Anthropic’s Claude Code is in the news again – and not for the best reasons.
Within days of each other, Anthropic first leaked the source code to Claude Code, and then a critical vulnerability was found by Adversa AI.
Claude Code Leak
On March 31, 2026, Anthropic mistakenly included a debugging JavaScript sourcemap for Claude Code v2.1.88 to npm. Within hours, researcher Chaofan Shou discovered the sourcemap and posted a link on X – kicking off a global rush to examine de-obfuscated Claude Code’s code.
Sigrid Jin, a 25-year-old student at the University of British Columbia, worked with Yeachan Heo to reconstruct the Claude Code. “It took two humans, 10 OpenClaws, a MacBook Pro laptop, and a few hours to recreate the popular AI agent’s source code and share it with the world,” reports Yahoo, proving that what goes up (on the internet) does not come down (off the internet).
The result now persists on the internet, comprising 512,000 lines of TypeScript in 1,900 files.
It is awkward but not catastrophic for Anthropic. “While the Claude Code leak does present real risk, it is not the same as model weights, training data or customer data being compromised. What was exposed is something more like an operational blueprint of how the current version of Claude Code is designed to work,” explains Melissa Bischoping, senior director of security & product design research at Tanium.
The key is that researchers can see how Claude Code is meant to work but cannot recreate it because the leak does not include the Claude model weights, the training data, customer data, APIs or credentials. “It is not a foolproof roadmap to exploitation, but it is meaningful insight into how the tool handles inputs, enforces permissions and resists abuse,” continues Bischoping.
“Another layer of risk from this leak is that adversaries may use the blueprint to build lookalikes that appear and behave like Claude Code on the surface, but install malware or harvest credentials and data,” she adds.
Awkward and embarrassing for Anthropic, but not directly harmful to Claude Code.
Vulnerability in Claude Code
But a genuine and critical vulnerability has now been discovered in Claude Code proper by Adversa AI Red Team. “Claude Code is… a 519,000+ line TypeScript application that allows developers to interact with Claude directly from the command line. It can edit files, execute shell commands, search codebases, manage git workflows, and orchestrate complex multi-step development tasks,” reports Adversa.
Claude Code includes a permission system based on allow rules (auto-approve specific commands), deny rules (hard-block specific commands), and ask rules (always prompt). Adversa provides an example:
{ "deny": ["Bash(curl:*)", "Bash(wget:*)"],
"allow": ["Bash(npm:*)", "Bash(git:*)"] }Never allow curl or wget (prevent data exfiltration), but auto-allow npm and git commands (common development tools).
That sounds correct and reasonable. The flaw, however, is that the deny rules can be bypassed. “The permission system is the primary security boundary between the AI agent and the developer’s system,” reports Adversa. “When it fails silently, the developer has no safety net.”

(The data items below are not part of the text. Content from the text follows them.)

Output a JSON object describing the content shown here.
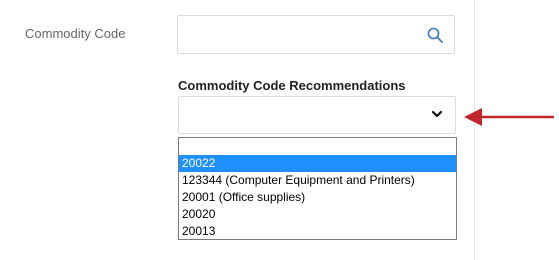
{
  "commodity_code": {
    "label": "Commodity Code",
    "value": "",
    "placeholder": ""
  },
  "recommendations": {
    "title": "Commodity Code Recommendations",
    "selected_value": "",
    "options": [
      "20022",
      "123344 (Computer Equipment and Printers)",
      "20001 (Office supplies)",
      "20020",
      "20013"
    ],
    "highlighted_option": "20022"
  },
  "icons": {
    "search": "search-icon",
    "chevron": "chevron-down-icon",
    "arrow": "arrow-left-icon"
  },
  "colors": {
    "highlight": "#1e90ff",
    "annotation_arrow": "#c0282d",
    "search_icon": "#3a78c9"
  }
}
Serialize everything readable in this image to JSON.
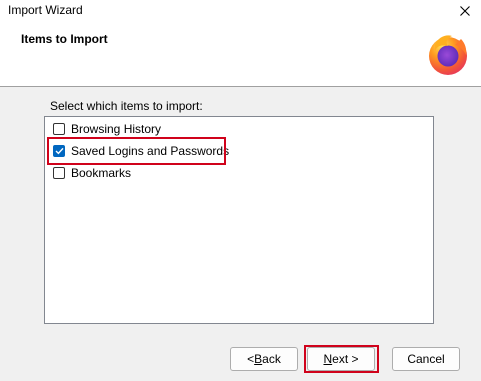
{
  "window": {
    "title": "Import Wizard",
    "close_glyph": "✕"
  },
  "header": {
    "title": "Items to Import",
    "logo_icon": "firefox-logo"
  },
  "main": {
    "prompt": "Select which items to import:",
    "items": [
      {
        "label": "Browsing History",
        "checked": false,
        "highlighted": false
      },
      {
        "label": "Saved Logins and Passwords",
        "checked": true,
        "highlighted": true
      },
      {
        "label": "Bookmarks",
        "checked": false,
        "highlighted": false
      }
    ]
  },
  "buttons": {
    "back": {
      "prefix": "< ",
      "mnemonic": "B",
      "rest": "ack"
    },
    "next": {
      "prefix": "",
      "mnemonic": "N",
      "rest": "ext >"
    },
    "cancel": {
      "label": "Cancel"
    }
  },
  "colors": {
    "highlight": "#d0021b",
    "check_accent": "#0067c0"
  }
}
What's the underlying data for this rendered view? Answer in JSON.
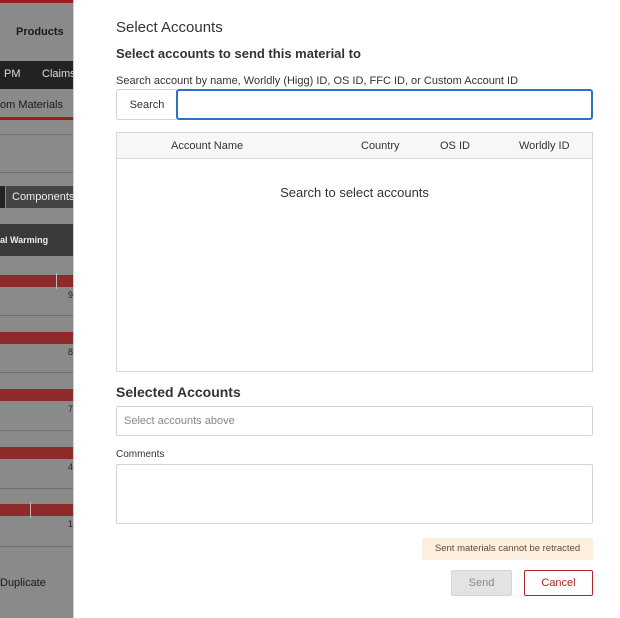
{
  "background": {
    "products_tab": "Products",
    "nav_items": [
      "PM",
      "Claims"
    ],
    "custom_materials_tab": "om Materials",
    "components_tab": "Components",
    "impact_header": "al Warming",
    "bar_values": [
      "9",
      "8",
      "7",
      "4",
      "1"
    ],
    "duplicate_label": "Duplicate",
    "accent_color": "#9c1f1f"
  },
  "modal": {
    "title": "Select Accounts",
    "subtitle": "Select accounts to send this material to",
    "search_label": "Search account by name, Worldly (Higg) ID, OS ID, FFC ID, or Custom Account ID",
    "search_button": "Search",
    "search_value": "",
    "table": {
      "columns": [
        "Account Name",
        "Country",
        "OS ID",
        "Worldly ID"
      ],
      "empty_message": "Search to select accounts"
    },
    "selected_title": "Selected Accounts",
    "selected_placeholder": "Select accounts above",
    "comments_label": "Comments",
    "comments_value": "",
    "warning": "Sent materials cannot be retracted",
    "send_label": "Send",
    "cancel_label": "Cancel",
    "focus_color": "#2f6fc8",
    "cancel_color": "#b32424"
  }
}
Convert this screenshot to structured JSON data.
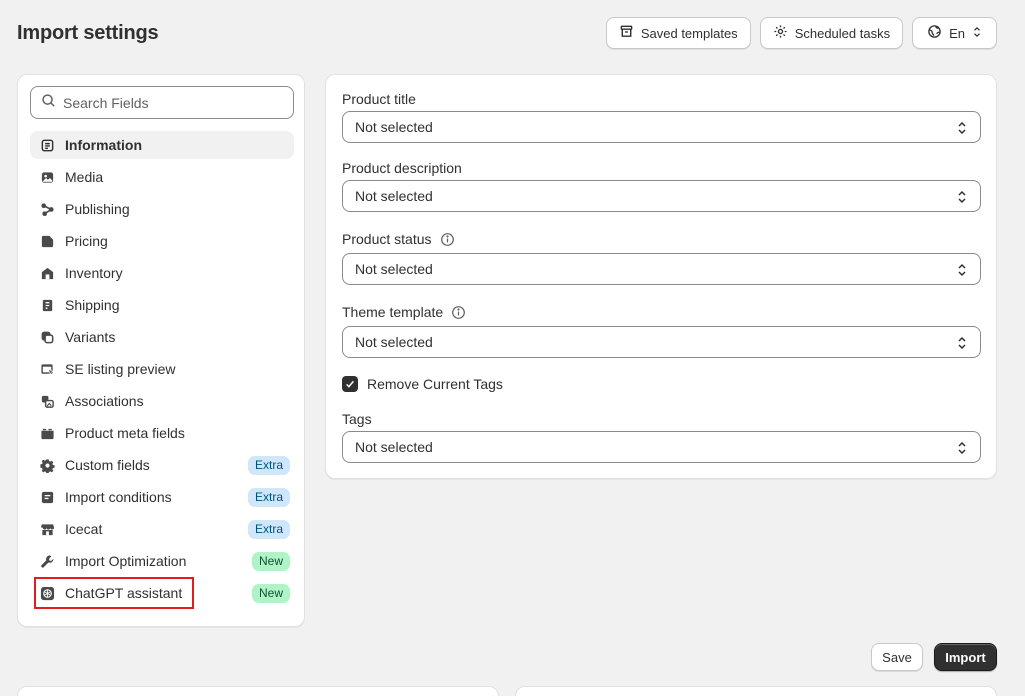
{
  "header": {
    "title": "Import settings",
    "saved_templates": "Saved templates",
    "scheduled_tasks": "Scheduled tasks",
    "language": "En"
  },
  "sidebar": {
    "search_placeholder": "Search Fields",
    "items": [
      {
        "label": "Information",
        "icon": "list-icon"
      },
      {
        "label": "Media",
        "icon": "image-icon"
      },
      {
        "label": "Publishing",
        "icon": "share-icon"
      },
      {
        "label": "Pricing",
        "icon": "tag-icon"
      },
      {
        "label": "Inventory",
        "icon": "warehouse-icon"
      },
      {
        "label": "Shipping",
        "icon": "box-icon"
      },
      {
        "label": "Variants",
        "icon": "variants-icon"
      },
      {
        "label": "SE listing preview",
        "icon": "preview-icon"
      },
      {
        "label": "Associations",
        "icon": "link-icon"
      },
      {
        "label": "Product meta fields",
        "icon": "folder-icon"
      },
      {
        "label": "Custom fields",
        "icon": "gear-icon",
        "badge": "Extra"
      },
      {
        "label": "Import conditions",
        "icon": "note-icon",
        "badge": "Extra"
      },
      {
        "label": "Icecat",
        "icon": "store-icon",
        "badge": "Extra"
      },
      {
        "label": "Import Optimization",
        "icon": "wrench-icon",
        "badge": "New"
      },
      {
        "label": "ChatGPT assistant",
        "icon": "chatgpt-icon",
        "badge": "New"
      }
    ]
  },
  "main": {
    "fields": [
      {
        "label": "Product title",
        "value": "Not selected",
        "info": false
      },
      {
        "label": "Product description",
        "value": "Not selected",
        "info": false
      },
      {
        "label": "Product status",
        "value": "Not selected",
        "info": true
      },
      {
        "label": "Theme template",
        "value": "Not selected",
        "info": true
      }
    ],
    "remove_tags_label": "Remove Current Tags",
    "remove_tags_checked": true,
    "tags": {
      "label": "Tags",
      "value": "Not selected"
    }
  },
  "footer": {
    "save": "Save",
    "import": "Import"
  },
  "colors": {
    "background": "#f1f1f1",
    "primary_button": "#303030",
    "badge_extra": "#cfe6fb",
    "badge_new": "#aff3c6",
    "highlight": "#e01e1e"
  }
}
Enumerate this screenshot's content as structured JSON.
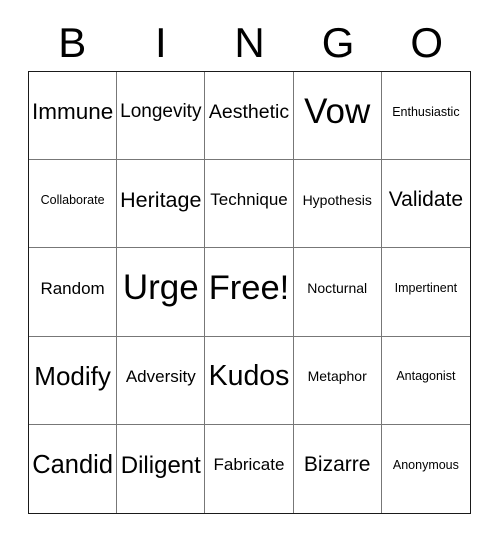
{
  "header": {
    "letters": [
      "B",
      "I",
      "N",
      "G",
      "O"
    ]
  },
  "grid": {
    "rows": [
      [
        {
          "label": "Immune",
          "size": "fs-l"
        },
        {
          "label": "Longevity",
          "size": "fs-m"
        },
        {
          "label": "Aesthetic",
          "size": "fs-m"
        },
        {
          "label": "Vow",
          "size": "fs-xxl"
        },
        {
          "label": "Enthusiastic",
          "size": "fs-xxs"
        }
      ],
      [
        {
          "label": "Collaborate",
          "size": "fs-xxs"
        },
        {
          "label": "Heritage",
          "size": "fs-l"
        },
        {
          "label": "Technique",
          "size": "fs-s"
        },
        {
          "label": "Hypothesis",
          "size": "fs-xs"
        },
        {
          "label": "Validate",
          "size": "fs-m"
        }
      ],
      [
        {
          "label": "Random",
          "size": "fs-s"
        },
        {
          "label": "Urge",
          "size": "fs-xxl"
        },
        {
          "label": "Free!",
          "size": "fs-xxl"
        },
        {
          "label": "Nocturnal",
          "size": "fs-xs"
        },
        {
          "label": "Impertinent",
          "size": "fs-xxs"
        }
      ],
      [
        {
          "label": "Modify",
          "size": "fs-l"
        },
        {
          "label": "Adversity",
          "size": "fs-s"
        },
        {
          "label": "Kudos",
          "size": "fs-xl"
        },
        {
          "label": "Metaphor",
          "size": "fs-xs"
        },
        {
          "label": "Antagonist",
          "size": "fs-xxs"
        }
      ],
      [
        {
          "label": "Candid",
          "size": "fs-l"
        },
        {
          "label": "Diligent",
          "size": "fs-l"
        },
        {
          "label": "Fabricate",
          "size": "fs-s"
        },
        {
          "label": "Bizarre",
          "size": "fs-m"
        },
        {
          "label": "Anonymous",
          "size": "fs-xxs"
        }
      ]
    ]
  },
  "colors": {
    "background": "#ffffff",
    "text": "#000000",
    "outer_border": "#1a1a1a",
    "inner_border": "#777777"
  }
}
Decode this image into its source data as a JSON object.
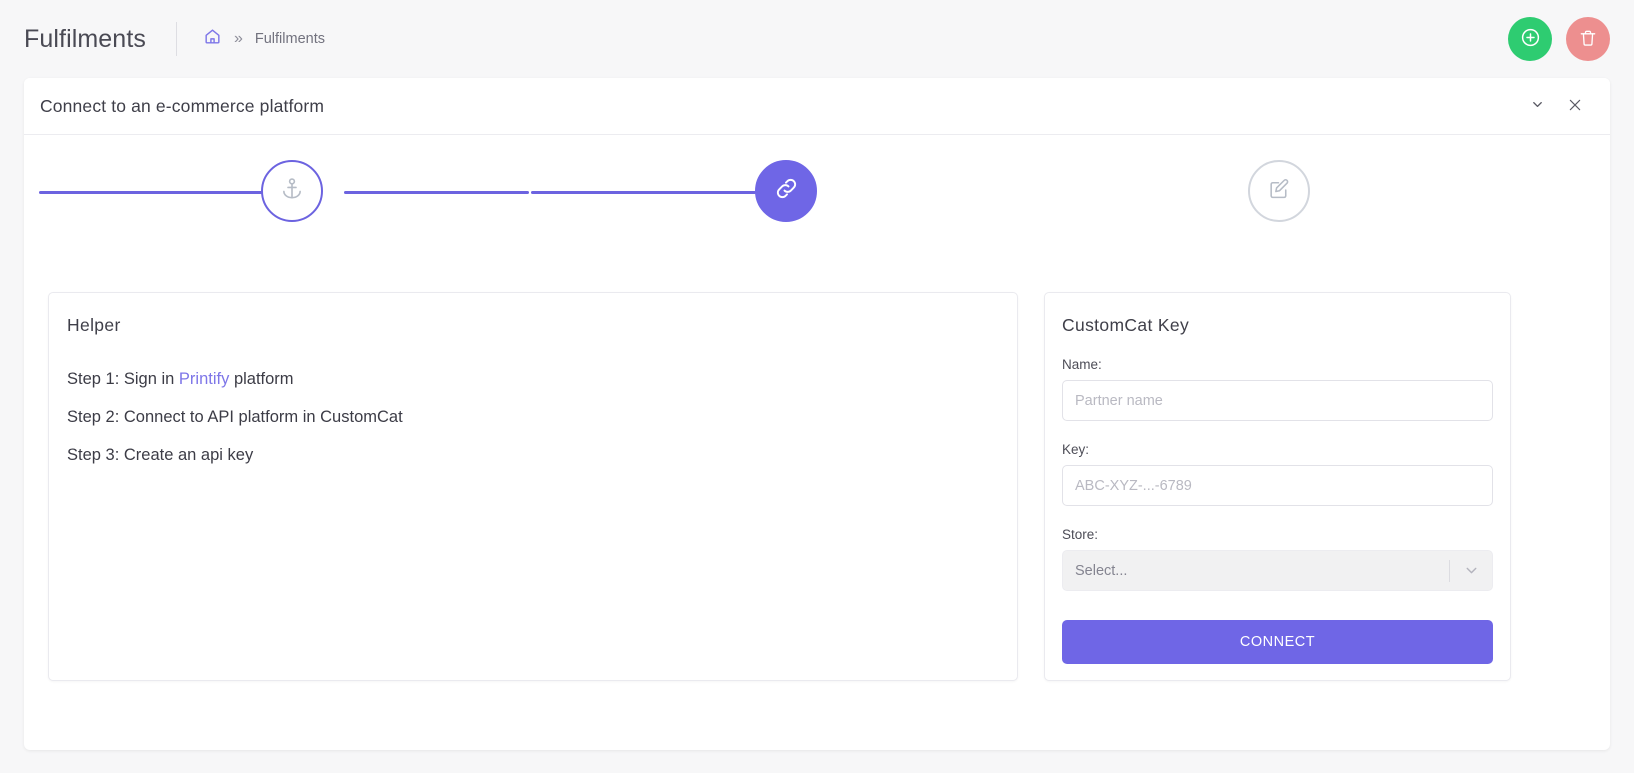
{
  "header": {
    "title": "Fulfilments",
    "breadcrumb": {
      "home_icon": "home-icon",
      "separator": "»",
      "current": "Fulfilments"
    },
    "actions": {
      "add_label": "add-circle-icon",
      "delete_label": "trash-icon"
    }
  },
  "card": {
    "title": "Connect to an e-commerce platform",
    "collapse_icon": "chevron-down-icon",
    "close_icon": "close-icon"
  },
  "stepper": {
    "steps": [
      {
        "id": "step-anchor",
        "icon": "anchor-icon",
        "state": "active-outline"
      },
      {
        "id": "step-link",
        "icon": "link-icon",
        "state": "active-filled"
      },
      {
        "id": "step-edit",
        "icon": "edit-icon",
        "state": "inactive"
      }
    ]
  },
  "helper": {
    "title": "Helper",
    "steps": [
      {
        "prefix": "Step 1: Sign in ",
        "link": "Printify",
        "suffix": " platform"
      },
      {
        "prefix": "Step 2: Connect to API platform in CustomCat",
        "link": "",
        "suffix": ""
      },
      {
        "prefix": "Step 3: Create an api key",
        "link": "",
        "suffix": ""
      }
    ]
  },
  "key_form": {
    "title": "CustomCat Key",
    "name_label": "Name:",
    "name_value": "",
    "name_placeholder": "Partner name",
    "key_label": "Key:",
    "key_value": "",
    "key_placeholder": "ABC-XYZ-...-6789",
    "store_label": "Store:",
    "store_value": "Select...",
    "store_arrow_icon": "chevron-down-icon",
    "connect_label": "CONNECT"
  },
  "colors": {
    "accent_purple": "#6f66e6",
    "link_purple": "#7e76e8",
    "add_green": "#2ecc71",
    "delete_red": "#ed8f8f",
    "page_bg": "#f7f7f8"
  }
}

The problem stems from Anthropic’s desire for improved performance following the discovery of a performance issue: complex compound commands caused the UI to freeze. Anthropic fixed this by capping analysis at 50 subcommands, with a fall back to a generic ‘ask’ prompt for anything else. The code comment states, “Fifty is generous: legitimate user commands don’t split that wide. Above the cap we fall back to ‘ask’ (safe default — we can’t prove safety, so we prompt).”
The flaw discovered by Adversa is that this process can be manipulated. Anthropic’s assumption doesn’t account for AI-generated commands from prompt injection — where a malicious CLAUDE.md file instructs the AI to generate a 50+ subcommand pipeline that looks like a legitimate build process.
If this is done, “behavior: ‘ask’, // NOT ‘deny’” occurs immediately. “Deny rules, security validators, command injection detection — all skipped,” writes Adversa. The 51st command reverts to ask as required, but the user gets no indication that all deny rules have been ignored.
Adversa warns that a motivated attacker could embed real-looking build steps in a malicious repository’s CLAUDE.md. It would look routine, but no per-subcommand analysis runs at all when the count exceeds 50. This could allow the attacker to exfiltrate SSH private keys, AWS credentials, GitHub tokens, npm tokens or Env secrets. It could lead to credential theft at scale, supply chain compromise, cloud infrastructure breach and CI/CD pipeline poisoning.
“During testing, Claude’s LLM safety layer independently caught some obviously malicious payloads and refused to execute them. This is good defense-in-depth,” writes Adversa. “However, the permission system vulnerability exists regardless of the LLM layer — it is a bug in the security policy enforcement code. A sufficiently crafted prompt injection that appears as legitimate build instructions could bypass the LLM layer too.”